The Power of Many: Ensemble Toolkit for Earth Sciences

Professor Shantenu Jha is the lead PI on a 3 year NSF award for $1.25M on a project titled "The Power of Many: Ensemble Toolkit for Earth Sciences." This is a three way collaborative project between Rutgers, Penn State University and Princeton. In this project, Dr. Jha will work with Michael Mann (https://en.wikipedia.org/wiki/Michael_E._Mann) a distinguished Climate Scientist at Penn State and Guido Cervone to advance high-performance computing based methods for the analysis of CMIP5 data. Dr. Jha will also work with Jeroen Tromp and others at Princeton to help advance computational modelling capabilities of Seismic Inverse Problems and thus seismic hazard assessment. This award is funded as part of the NSF EarthCube Program which is a joint solicitation between Advanced Cyberinfrastructure and Geosciences.

Congratulations Shantenu!

Please see below an abstract for the project:

The Power of Many: Ensemble Toolkit for Earth Sciences

Abstract: The study of hazards and renewable energy are paramount for the development and sustainability of society. Similarly, the emergence of new climatic patterns pose new challenges for future societal planning. Geospatial data are being generated at unprecedented rate exceeding our analysis capabilities and leading towards a data-rich but knowledge-poor environment. The use of advanced computing tools and techniques are playing an increasingly important role in contributing to solutions to problems of societal importance.

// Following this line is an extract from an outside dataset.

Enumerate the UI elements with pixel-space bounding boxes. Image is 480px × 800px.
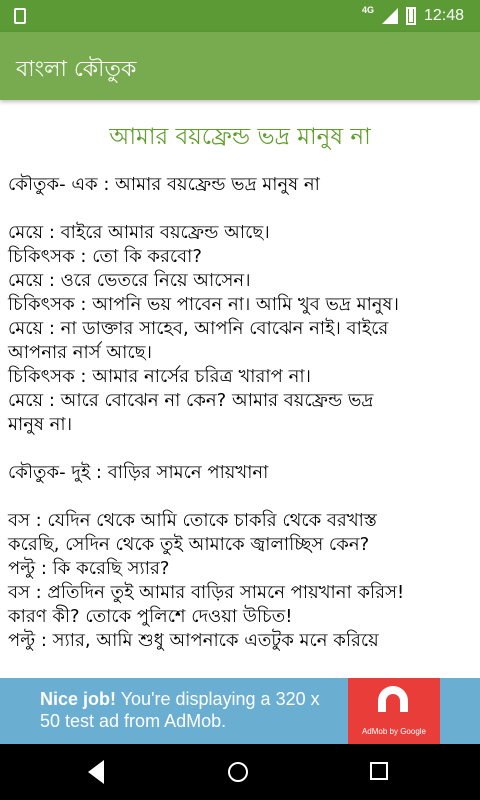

This project will create specialized computational tools that will enhance the ability of scientists to effectively and efficiently study natural hazards and renewable energy. The use of these tools will support novel methods and the use of powerful computing resources in ways that are not currently possible.

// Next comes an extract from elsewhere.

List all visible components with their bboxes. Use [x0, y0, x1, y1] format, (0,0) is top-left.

Many scientific applications in the field of Earth Sciences are increasingly reliant on “ensemble-based” methods to make scientific progress. This is true for applications that are both net producers of data, as well as aggregate consumers of data. In response to the growing importance and pervasiveness of ensemble-based applications and analysis, and to address the challenges of scale, simplicity and flexibility, we propose the Ensemble Toolkit for Earth Sciences. The Ensemble Toolkit will provide an important addition to the set of capabilities and tools that will enable the Earth Science community to use high-performance computing resources more efficiently, effectively and in an extensible fashion.

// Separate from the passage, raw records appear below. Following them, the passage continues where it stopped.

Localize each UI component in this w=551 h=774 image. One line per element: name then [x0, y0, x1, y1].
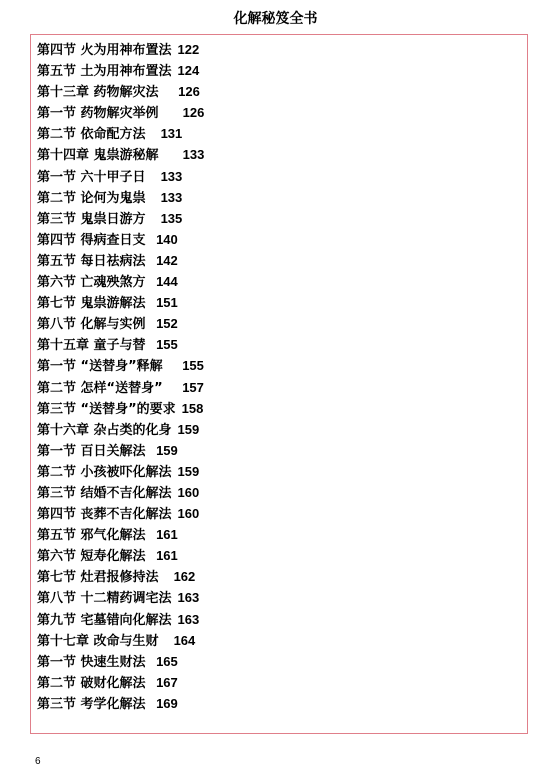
- toc-entry-page: 165: [156, 653, 178, 669]
- toc-entry: [37, 482, 204, 503]
- toc-entry-label: 第二节 小孩被吓化解法: [37, 464, 172, 480]
- toc-entry: [37, 102, 204, 123]
- toc-entry: [37, 144, 204, 165]
- toc-entry: [37, 503, 204, 524]
- toc-entry: [37, 123, 204, 144]
- toc-entry-label: 第四节 丧葬不吉化解法: [37, 507, 172, 523]
- toc-entry-label: 第三节 鬼祟日游方: [37, 211, 155, 227]
- toc-entry-label: 第一节 “送替身”释解: [37, 359, 177, 375]
- toc-entry-page: 131: [160, 126, 183, 142]
- toc-entry-label: 第三节 考学化解法: [37, 696, 151, 712]
- toc-entry-page: 162: [173, 569, 196, 585]
- toc-entry-page: 160: [177, 484, 200, 500]
- toc-entry-page: 133: [160, 168, 183, 184]
- toc-entry: [37, 250, 204, 271]
- toc-entry-label: 第一节 快速生财法: [37, 654, 151, 670]
- page-number: 6: [35, 756, 41, 767]
- toc-entry-label: 第一节 药物解灾举例: [37, 106, 177, 122]
- toc-entry: [37, 693, 204, 714]
- toc-entry: [37, 81, 204, 102]
- toc-entry-page: 133: [160, 189, 183, 205]
- table-of-contents: [30, 34, 528, 734]
- toc-entry-label: 第九节 宅墓错向化解法: [37, 612, 172, 628]
- toc-entry: [37, 355, 204, 376]
- toc-entry-page: 157: [182, 379, 204, 395]
- toc-entry-page: 142: [156, 252, 178, 268]
- toc-entry-label: 第二节 依命配方法: [37, 127, 155, 143]
- toc-entry-page: 158: [181, 400, 204, 416]
- toc-entry-page: 161: [156, 548, 178, 564]
- toc-entry: [37, 334, 204, 355]
- toc-entry: [37, 187, 204, 208]
- toc-entry-page: 155: [156, 337, 178, 353]
- toc-entry-page: 126: [178, 84, 200, 100]
- toc-entry-page: 160: [177, 506, 200, 522]
- toc-entry: [37, 398, 204, 419]
- toc-entry-page: 144: [156, 274, 178, 290]
- toc-entry-label: 第一节 百日关解法: [37, 443, 151, 459]
- toc-entry: [37, 313, 204, 334]
- toc-entry-label: 第七节 鬼祟游解法: [37, 296, 151, 312]
- toc-entry: [37, 60, 204, 81]
- toc-entry-label: 第二节 破财化解法: [37, 675, 151, 691]
- toc-entry-page: 159: [156, 442, 178, 458]
- toc-entry-label: 第四节 火为用神布置法: [37, 43, 172, 58]
- toc-entry-label: 第十三章 药物解灾法: [37, 85, 173, 101]
- toc-entry-page: 163: [177, 590, 200, 606]
- toc-entry-label: 第八节 化解与实例: [37, 317, 151, 333]
- toc-entry: [37, 651, 204, 672]
- toc-entry: [37, 208, 204, 229]
- toc-entry-page: 124: [177, 63, 200, 79]
- toc-entry-page: 151: [156, 295, 178, 311]
- toc-entry-page: 161: [156, 527, 178, 543]
- toc-entry-label: 第八节 十二精药调宅法: [37, 591, 172, 607]
- toc-entry: [37, 566, 204, 587]
- toc-entry-page: 135: [160, 210, 183, 226]
- toc-entry: [37, 609, 204, 630]
- toc-entry: [37, 440, 204, 461]
- toc-list: [37, 39, 204, 714]
- toc-entry: [37, 630, 204, 651]
- toc-entry-page: 122: [177, 42, 200, 57]
- toc-entry: [37, 524, 204, 545]
- toc-entry-label: 第七节 灶君报修持法: [37, 570, 168, 586]
- toc-entry: [37, 419, 204, 440]
- toc-entry-label: 第三节 “送替身”的要求: [37, 401, 176, 417]
- toc-entry: [37, 292, 204, 313]
- toc-entry-page: 159: [177, 421, 200, 437]
- toc-entry-label: 第十六章 杂占类的化身: [37, 422, 172, 438]
- toc-entry-label: 第十七章 改命与生财: [37, 633, 168, 649]
- toc-entry: [37, 672, 204, 693]
- toc-entry-page: 126: [182, 105, 205, 121]
- toc-entry-page: 169: [156, 695, 178, 711]
- toc-entry-label: 第六节 亡魂殃煞方: [37, 275, 151, 291]
- toc-entry-page: 159: [177, 463, 200, 479]
- toc-entry-page: 164: [173, 632, 196, 648]
- toc-entry-label: 第二节 怎样“送替身”: [37, 380, 177, 396]
- toc-entry: [37, 461, 204, 482]
- toc-entry: [37, 229, 204, 250]
- toc-entry-label: 第五节 每日祛病法: [37, 253, 151, 269]
- toc-entry-label: 第四节 得病查日支: [37, 232, 151, 248]
- page-title: 化解秘笈全书: [233, 11, 318, 27]
- toc-entry-page: 155: [182, 358, 204, 374]
- toc-entry: [37, 39, 204, 60]
- toc-entry-page: 167: [156, 674, 178, 690]
- toc-entry-label: 第一节 六十甲子日: [37, 169, 155, 185]
- toc-entry-page: 133: [182, 147, 205, 163]
- toc-entry-page: 140: [156, 231, 178, 247]
- toc-entry: [37, 587, 204, 608]
- toc-entry-page: 163: [177, 611, 200, 627]
- toc-entry: [37, 377, 204, 398]
- toc-entry: [37, 271, 204, 292]
- toc-entry-label: 第六节 短寿化解法: [37, 549, 151, 565]
- toc-entry-label: 第十五章 童子与替: [37, 338, 151, 354]
- toc-entry-label: 第十四章 鬼祟游秘解: [37, 148, 177, 164]
- toc-entry-label: 第三节 结婚不吉化解法: [37, 485, 172, 501]
- toc-entry-label: 第二节 论何为鬼祟: [37, 190, 155, 206]
- toc-entry: [37, 166, 204, 187]
- toc-entry-label: 第五节 邪气化解法: [37, 528, 151, 544]
- toc-entry: [37, 545, 204, 566]
- toc-entry-label: 第五节 土为用神布置法: [37, 64, 172, 80]
- toc-entry-page: 152: [156, 316, 178, 332]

This project represents the co-design of Ensemble Toolkit for Earth Sciences and is a collective effort of an interdisciplinary team of cyberinfrastructure and domain scientists. It will also support the integration of the Ensemble Toolkit with a range of science applications, as well as its use in solving scientific problems of significant societal impact that are currently unable to utilize the collective capacity of supercomputers, campus clusters and clouds.